A NAL unit contains a Raw Byte Sequence Payload (RBSP), a sequence of bytes containing syntax elements. H.264 syntax elements are binary codes with varying length and so a sequence of syntax elements within a NAL unit will not necessarily fit into an integral number of bytes. Zero-valued bits are added to the end of the RBSP contents in order to ensure that the length is an integral number of bytes.

Instantaneous Decoder Refresh

As shown in above image, A coded video sequence begins with an Instantaneous Decoder Refresh (IDR) Access Unit, made up of one or more IDR slices, a special type of Intra coded slice. Subsequent video frames or fields, described as Access Units, are coded as slices. The video sequence ends when a new IDR slice is received, signalling a new coded sequence, or when the transmission is complete.

Frames, fields and pictures

An H.264 encoder converts video frames into compressed or coded pictures. H.264/AVC defines a frame as an array of luma samples and two corresponding arrays of chroma samples. The two fields, top field and bottom field, that make up a frame may be sampled at the same time instant (progressive scan) or at different time instants (interlaced scan). The term picture refers collectively to a frame or a field. Frames or fields are encoded to form coded pictures, each of which is composed of one or more slices. Slices are decoded to produce decoded pictures which are stored in a Decoded Picture Buffer (DPB). Pictures in the DPB may be used for inter prediction of further coded pictures and/or output for display. It is important to distinguish between three different orders of pictures:

  • Decoding order, the order in which pictures are decoded from the bitstream
  • Display order, the order in which pictures are output for display
  • Reference order, the order in which pictures are arranged for inter prediction of other pictures.
Decoded Picture Buffer and picture orders
Decoded Picture Buffer and picture orders

As shown in above figure, the decoding order of pictures is indicated by the parameter frame_num. The display order of pictures is determined by the parameters TopFieldOrderCount and BottomFieldOrderCount, collectively described as Picture Order Count, POC. The reference order of pictures is determined by one or two lists, each of which is an ordered list of all the available decoded pictures. A P slice uses a single list, list0, and a B slice uses two lists, list0 and list1. A list contains available reference pictures in different orders.

Orders in H.264

  • Decoding order, the order in which pictures are decoded from the bitstream. The parameter frame_num, decoded from the slice header, determines the decoding order of coded frames or fields. Except in certain special cases, frame_num for each decoded picture increases by one compared with the previous reference frame in decoding order.
  • Display order is determined by the POC parameters TopFieldOrderCount and BottomFieldOrderCount which are derived from the slice header using one of three methods:
    • Type 0: The least significant bits of POC are sent in every slice header. This allows maximum flexibility but typically requires more bits than the other methods.
    • Type 1: A ‘cycle’ of POC increments is set up in the sequence parameter set and POC changes according to this cycle unless otherwise signalled in the slice header using a Delta offset. The cycle defines the interval between frames used for reference, plus a POC offset to frames not used for reference.
    • Type 2: POC is derived directly from frame_num and display order is the same as decoding order.

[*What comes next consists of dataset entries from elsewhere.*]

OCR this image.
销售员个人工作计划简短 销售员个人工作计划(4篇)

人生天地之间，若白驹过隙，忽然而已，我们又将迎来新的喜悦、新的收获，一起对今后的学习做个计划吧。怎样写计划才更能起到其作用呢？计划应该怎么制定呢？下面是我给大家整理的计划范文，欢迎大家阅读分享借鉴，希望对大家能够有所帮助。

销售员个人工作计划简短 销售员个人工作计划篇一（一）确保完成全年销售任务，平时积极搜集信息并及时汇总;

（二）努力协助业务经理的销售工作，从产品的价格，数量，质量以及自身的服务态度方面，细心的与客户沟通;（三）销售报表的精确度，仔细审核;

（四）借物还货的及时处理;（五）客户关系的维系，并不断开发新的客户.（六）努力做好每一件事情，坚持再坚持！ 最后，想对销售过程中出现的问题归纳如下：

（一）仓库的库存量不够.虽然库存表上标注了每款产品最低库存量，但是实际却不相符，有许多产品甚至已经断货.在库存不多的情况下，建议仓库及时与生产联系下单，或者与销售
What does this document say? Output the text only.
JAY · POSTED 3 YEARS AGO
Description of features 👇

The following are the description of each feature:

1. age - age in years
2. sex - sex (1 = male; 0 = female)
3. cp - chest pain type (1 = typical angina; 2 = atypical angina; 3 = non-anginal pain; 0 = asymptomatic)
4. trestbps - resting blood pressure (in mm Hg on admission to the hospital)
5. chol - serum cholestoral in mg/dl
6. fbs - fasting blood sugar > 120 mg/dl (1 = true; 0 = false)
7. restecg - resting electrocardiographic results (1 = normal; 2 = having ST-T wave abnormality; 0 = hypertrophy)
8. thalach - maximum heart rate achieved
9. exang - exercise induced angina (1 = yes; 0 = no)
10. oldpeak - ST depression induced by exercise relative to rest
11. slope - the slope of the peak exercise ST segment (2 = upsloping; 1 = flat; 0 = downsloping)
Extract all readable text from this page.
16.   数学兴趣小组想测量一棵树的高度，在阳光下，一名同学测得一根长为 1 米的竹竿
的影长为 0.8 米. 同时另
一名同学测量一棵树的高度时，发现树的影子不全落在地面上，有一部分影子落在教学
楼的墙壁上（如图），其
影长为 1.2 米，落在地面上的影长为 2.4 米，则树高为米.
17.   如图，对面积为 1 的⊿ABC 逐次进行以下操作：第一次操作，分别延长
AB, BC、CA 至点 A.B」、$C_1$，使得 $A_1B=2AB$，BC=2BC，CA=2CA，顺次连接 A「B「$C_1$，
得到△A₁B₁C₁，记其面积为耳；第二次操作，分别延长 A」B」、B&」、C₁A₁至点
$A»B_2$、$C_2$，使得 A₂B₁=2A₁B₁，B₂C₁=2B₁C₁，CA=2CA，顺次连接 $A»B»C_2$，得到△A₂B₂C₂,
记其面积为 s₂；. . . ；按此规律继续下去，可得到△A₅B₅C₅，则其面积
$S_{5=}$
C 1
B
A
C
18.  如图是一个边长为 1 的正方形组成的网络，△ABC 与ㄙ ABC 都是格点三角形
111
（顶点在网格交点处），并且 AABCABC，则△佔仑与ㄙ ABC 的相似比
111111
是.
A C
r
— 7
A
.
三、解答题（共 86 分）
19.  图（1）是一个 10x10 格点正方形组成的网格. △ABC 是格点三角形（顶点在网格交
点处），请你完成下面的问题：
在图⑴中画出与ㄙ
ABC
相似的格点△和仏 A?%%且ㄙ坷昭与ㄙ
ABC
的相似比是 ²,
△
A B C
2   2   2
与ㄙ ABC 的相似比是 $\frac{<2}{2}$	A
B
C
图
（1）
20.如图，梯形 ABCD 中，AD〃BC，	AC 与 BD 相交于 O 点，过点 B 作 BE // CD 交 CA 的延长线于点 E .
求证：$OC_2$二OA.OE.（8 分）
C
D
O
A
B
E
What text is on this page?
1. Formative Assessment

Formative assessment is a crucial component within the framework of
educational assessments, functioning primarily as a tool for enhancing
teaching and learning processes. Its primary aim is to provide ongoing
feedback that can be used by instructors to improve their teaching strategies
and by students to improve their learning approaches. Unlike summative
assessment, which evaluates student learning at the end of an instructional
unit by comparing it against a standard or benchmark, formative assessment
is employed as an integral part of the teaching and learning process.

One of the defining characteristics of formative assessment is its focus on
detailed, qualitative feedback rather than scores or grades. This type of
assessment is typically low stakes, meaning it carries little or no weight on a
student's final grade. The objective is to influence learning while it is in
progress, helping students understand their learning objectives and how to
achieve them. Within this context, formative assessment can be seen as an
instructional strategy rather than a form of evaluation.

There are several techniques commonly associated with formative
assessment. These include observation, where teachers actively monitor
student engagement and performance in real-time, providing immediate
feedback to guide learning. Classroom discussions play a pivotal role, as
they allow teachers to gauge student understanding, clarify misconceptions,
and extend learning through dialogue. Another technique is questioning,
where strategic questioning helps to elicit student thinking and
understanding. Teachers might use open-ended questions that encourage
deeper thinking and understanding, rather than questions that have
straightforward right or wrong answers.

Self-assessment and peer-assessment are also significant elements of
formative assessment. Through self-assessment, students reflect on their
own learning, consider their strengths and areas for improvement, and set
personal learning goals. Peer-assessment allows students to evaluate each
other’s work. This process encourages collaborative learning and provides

A P slice uses a single list of reference pictures, list0 and a B slice uses two lists, list0 and list1. In each list, short term reference pictures are listed first followed by long term reference pictures, in increasing order of LongTermPicNum. The default short term reference picture order depends on decoding order when the current slice is a P slice and on display order when the current slice is a B slice. The list orders are important, since indices to reference pictures earlier in the list require fewer bits to signal. Hence the default orders are organized so that reference pictures temporally ‘nearer’ to the current picture occur earlier in the list, since these are likely to contain the best prediction match for the current picture.